Being produced for dairy company Meggle, the Ofenschnecke is a small puff pastry product filled with a combination of feta cheese and fresh herbs or spinach.

The rolls are packed in thermoformed trays with fill weights of 180 g and 300 g.

When the pastries are packed, product traces may get into the sealing area of the trays.

This can result in leaks, which may cause protective gas to escape and draw in moisture.

In rare cases, external factors can also cause holes in the film.

If such defective packaging is not withheld from distribution, the shelf-life can be significantly reduced and the product appearance can suffer.

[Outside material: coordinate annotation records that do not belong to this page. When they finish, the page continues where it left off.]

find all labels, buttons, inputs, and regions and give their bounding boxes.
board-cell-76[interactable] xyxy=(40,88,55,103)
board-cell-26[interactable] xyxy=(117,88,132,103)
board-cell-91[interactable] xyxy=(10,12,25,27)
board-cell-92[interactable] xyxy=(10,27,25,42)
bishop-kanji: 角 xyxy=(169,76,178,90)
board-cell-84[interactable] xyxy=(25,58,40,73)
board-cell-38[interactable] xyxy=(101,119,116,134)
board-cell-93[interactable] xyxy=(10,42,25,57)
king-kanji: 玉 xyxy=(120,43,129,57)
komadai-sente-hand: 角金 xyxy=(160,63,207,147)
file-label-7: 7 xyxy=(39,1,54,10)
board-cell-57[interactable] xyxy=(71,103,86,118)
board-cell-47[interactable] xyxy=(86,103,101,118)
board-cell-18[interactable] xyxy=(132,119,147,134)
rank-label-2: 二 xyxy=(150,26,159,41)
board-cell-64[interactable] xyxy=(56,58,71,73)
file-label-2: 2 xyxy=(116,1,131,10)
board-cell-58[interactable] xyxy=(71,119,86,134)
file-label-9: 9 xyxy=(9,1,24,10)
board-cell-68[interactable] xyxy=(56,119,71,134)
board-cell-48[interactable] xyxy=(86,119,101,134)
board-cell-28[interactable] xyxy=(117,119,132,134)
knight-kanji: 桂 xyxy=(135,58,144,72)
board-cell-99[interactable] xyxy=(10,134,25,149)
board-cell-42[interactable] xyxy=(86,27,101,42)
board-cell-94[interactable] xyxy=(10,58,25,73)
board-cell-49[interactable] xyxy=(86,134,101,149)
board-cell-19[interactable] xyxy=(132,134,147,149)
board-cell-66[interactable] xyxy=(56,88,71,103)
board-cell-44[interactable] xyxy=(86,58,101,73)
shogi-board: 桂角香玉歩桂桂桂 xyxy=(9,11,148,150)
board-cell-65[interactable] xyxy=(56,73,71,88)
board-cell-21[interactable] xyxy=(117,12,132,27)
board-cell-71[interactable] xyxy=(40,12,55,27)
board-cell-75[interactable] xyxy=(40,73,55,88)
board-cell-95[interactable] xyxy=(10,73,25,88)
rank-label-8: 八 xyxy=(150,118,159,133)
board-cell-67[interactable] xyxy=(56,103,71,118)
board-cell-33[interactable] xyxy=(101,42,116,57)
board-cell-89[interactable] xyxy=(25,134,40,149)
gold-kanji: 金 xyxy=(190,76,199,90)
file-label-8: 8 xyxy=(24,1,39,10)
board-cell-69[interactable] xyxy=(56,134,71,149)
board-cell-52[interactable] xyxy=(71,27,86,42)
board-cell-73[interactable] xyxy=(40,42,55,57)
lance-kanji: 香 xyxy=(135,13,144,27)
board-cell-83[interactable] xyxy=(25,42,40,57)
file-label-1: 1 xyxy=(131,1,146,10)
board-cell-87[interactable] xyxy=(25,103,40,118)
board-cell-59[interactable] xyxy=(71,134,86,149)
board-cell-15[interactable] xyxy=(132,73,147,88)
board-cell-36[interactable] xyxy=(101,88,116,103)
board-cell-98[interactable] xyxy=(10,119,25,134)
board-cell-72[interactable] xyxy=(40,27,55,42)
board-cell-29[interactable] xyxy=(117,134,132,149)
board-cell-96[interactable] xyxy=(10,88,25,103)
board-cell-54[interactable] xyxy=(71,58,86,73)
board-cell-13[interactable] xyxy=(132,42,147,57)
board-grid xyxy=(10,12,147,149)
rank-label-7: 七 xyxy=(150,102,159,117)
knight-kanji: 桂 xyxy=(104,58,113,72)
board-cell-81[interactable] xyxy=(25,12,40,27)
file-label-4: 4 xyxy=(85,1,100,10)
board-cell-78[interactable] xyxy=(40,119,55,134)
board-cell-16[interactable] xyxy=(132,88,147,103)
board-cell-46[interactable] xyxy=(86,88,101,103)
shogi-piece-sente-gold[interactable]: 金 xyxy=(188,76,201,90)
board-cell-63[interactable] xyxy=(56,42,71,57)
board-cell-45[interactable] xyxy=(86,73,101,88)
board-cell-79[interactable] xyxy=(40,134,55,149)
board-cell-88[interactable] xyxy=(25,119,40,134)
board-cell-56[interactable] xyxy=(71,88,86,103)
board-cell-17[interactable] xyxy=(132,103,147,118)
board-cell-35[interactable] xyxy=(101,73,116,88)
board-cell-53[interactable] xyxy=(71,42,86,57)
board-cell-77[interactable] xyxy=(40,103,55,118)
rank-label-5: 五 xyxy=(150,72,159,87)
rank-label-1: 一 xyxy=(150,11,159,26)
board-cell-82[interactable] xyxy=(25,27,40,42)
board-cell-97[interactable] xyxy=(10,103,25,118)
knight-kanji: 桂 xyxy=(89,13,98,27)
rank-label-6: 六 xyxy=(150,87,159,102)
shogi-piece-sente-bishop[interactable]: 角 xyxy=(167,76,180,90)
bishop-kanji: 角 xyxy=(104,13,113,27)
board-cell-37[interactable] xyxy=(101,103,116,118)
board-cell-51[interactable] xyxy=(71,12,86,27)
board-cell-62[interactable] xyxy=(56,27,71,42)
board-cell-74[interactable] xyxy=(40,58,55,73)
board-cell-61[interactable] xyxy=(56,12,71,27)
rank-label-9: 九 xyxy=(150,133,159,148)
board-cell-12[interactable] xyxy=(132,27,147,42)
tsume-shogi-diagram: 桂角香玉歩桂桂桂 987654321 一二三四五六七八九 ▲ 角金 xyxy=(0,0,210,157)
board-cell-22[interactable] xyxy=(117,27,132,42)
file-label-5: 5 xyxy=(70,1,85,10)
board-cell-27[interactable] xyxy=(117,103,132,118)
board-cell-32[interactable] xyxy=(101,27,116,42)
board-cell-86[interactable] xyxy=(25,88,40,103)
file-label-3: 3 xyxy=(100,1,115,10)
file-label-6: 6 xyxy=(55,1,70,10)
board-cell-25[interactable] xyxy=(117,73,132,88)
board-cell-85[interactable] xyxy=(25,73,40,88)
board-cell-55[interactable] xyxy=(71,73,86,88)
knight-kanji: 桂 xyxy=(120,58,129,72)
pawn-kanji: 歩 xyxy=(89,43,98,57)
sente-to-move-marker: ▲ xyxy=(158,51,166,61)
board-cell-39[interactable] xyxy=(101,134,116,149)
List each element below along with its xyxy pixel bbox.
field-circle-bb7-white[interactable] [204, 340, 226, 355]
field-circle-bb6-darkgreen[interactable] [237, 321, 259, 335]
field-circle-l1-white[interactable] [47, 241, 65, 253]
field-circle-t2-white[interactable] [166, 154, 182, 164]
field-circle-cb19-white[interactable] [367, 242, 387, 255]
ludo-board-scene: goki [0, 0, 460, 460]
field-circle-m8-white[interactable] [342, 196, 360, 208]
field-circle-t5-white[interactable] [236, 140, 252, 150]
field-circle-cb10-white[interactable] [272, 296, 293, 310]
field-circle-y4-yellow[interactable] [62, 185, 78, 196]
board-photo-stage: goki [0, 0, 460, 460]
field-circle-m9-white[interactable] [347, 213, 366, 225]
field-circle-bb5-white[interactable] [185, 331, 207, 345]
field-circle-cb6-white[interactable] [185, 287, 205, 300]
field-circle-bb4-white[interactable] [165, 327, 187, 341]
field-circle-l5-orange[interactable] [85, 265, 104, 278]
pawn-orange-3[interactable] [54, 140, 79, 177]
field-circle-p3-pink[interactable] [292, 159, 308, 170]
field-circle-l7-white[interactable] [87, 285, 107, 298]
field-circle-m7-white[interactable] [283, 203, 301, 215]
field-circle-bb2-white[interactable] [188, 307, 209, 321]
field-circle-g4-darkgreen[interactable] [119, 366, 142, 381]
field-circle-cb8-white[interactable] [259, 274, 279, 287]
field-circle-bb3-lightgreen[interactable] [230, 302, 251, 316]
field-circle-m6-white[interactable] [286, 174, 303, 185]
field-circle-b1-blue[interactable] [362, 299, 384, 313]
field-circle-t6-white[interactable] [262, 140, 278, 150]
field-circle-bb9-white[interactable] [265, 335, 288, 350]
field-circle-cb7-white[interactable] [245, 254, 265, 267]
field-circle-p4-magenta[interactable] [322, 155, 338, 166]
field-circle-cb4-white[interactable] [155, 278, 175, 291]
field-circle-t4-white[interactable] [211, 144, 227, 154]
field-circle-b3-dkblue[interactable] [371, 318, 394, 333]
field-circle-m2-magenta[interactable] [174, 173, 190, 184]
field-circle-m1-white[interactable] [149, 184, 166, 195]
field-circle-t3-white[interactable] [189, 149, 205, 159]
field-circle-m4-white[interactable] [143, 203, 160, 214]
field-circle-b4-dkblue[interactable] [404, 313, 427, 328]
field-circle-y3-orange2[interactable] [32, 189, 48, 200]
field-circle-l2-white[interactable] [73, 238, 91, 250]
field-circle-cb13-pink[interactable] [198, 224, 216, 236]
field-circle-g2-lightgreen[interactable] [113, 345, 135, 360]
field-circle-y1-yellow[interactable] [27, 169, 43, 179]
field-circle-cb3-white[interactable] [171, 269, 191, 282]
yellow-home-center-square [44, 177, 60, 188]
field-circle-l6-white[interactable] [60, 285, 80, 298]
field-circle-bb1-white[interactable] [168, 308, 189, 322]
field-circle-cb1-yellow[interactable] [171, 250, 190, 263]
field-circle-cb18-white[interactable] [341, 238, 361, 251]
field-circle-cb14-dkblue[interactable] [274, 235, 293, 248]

The company chose the Ishida AirScan that uses laser technology to detect leaks of carbon dioxide (CO2), which is used in many modified atmosphere packaging (MAP) applications.

The high-performance system checks each individual tray in less than 20 milliseconds for traces of escaping CO2.

It can find holes with a diameter as small as 0.25 mm, at speeds of up to 180 packs per minute.

Users will improve their product quality without any adverse impact on products, as the inspection process does not exert any pressure, unlike conventional inline seal testers, and is therefore completely non-destructive.

The inline system can be integrated into existing packing lines in a few minutes, without requiring any modifications to existing conveyors.

The Ishida AirScan at M-Back has been placed at the end of the packing line, between other control systems and a labeler.

Since its installation, about 3% of packs are identified as having a leak.

These are eliminated using an air reject mechanism and transported to a collection chamber for subsequent repacking.

M-Back’s specification was to reliably identify leaks with a diameter of 0.4mm or above and compliance with this is regularly monitored by inserting a needle of the relevant size into packs and testing them.

“By way of illustration, if you immerse the packs that have been found to be faulty in a water bath, you won’t see any gas coming out,” says head of the packaging department at M-Back Marcel Schwebler.

“In a laboratory, however, we can detect changes in the composition of the gas mixture.”

In a two-shift mode, the Ishida AirScan checks 3,500 packs of Ofenschnecken per hour, which equates to a belt speed of 30 m per minute.

The production data collected can be printed out as shift reports.

M-Back also wants to connect the Ishida AirScan system to production analysis software in future.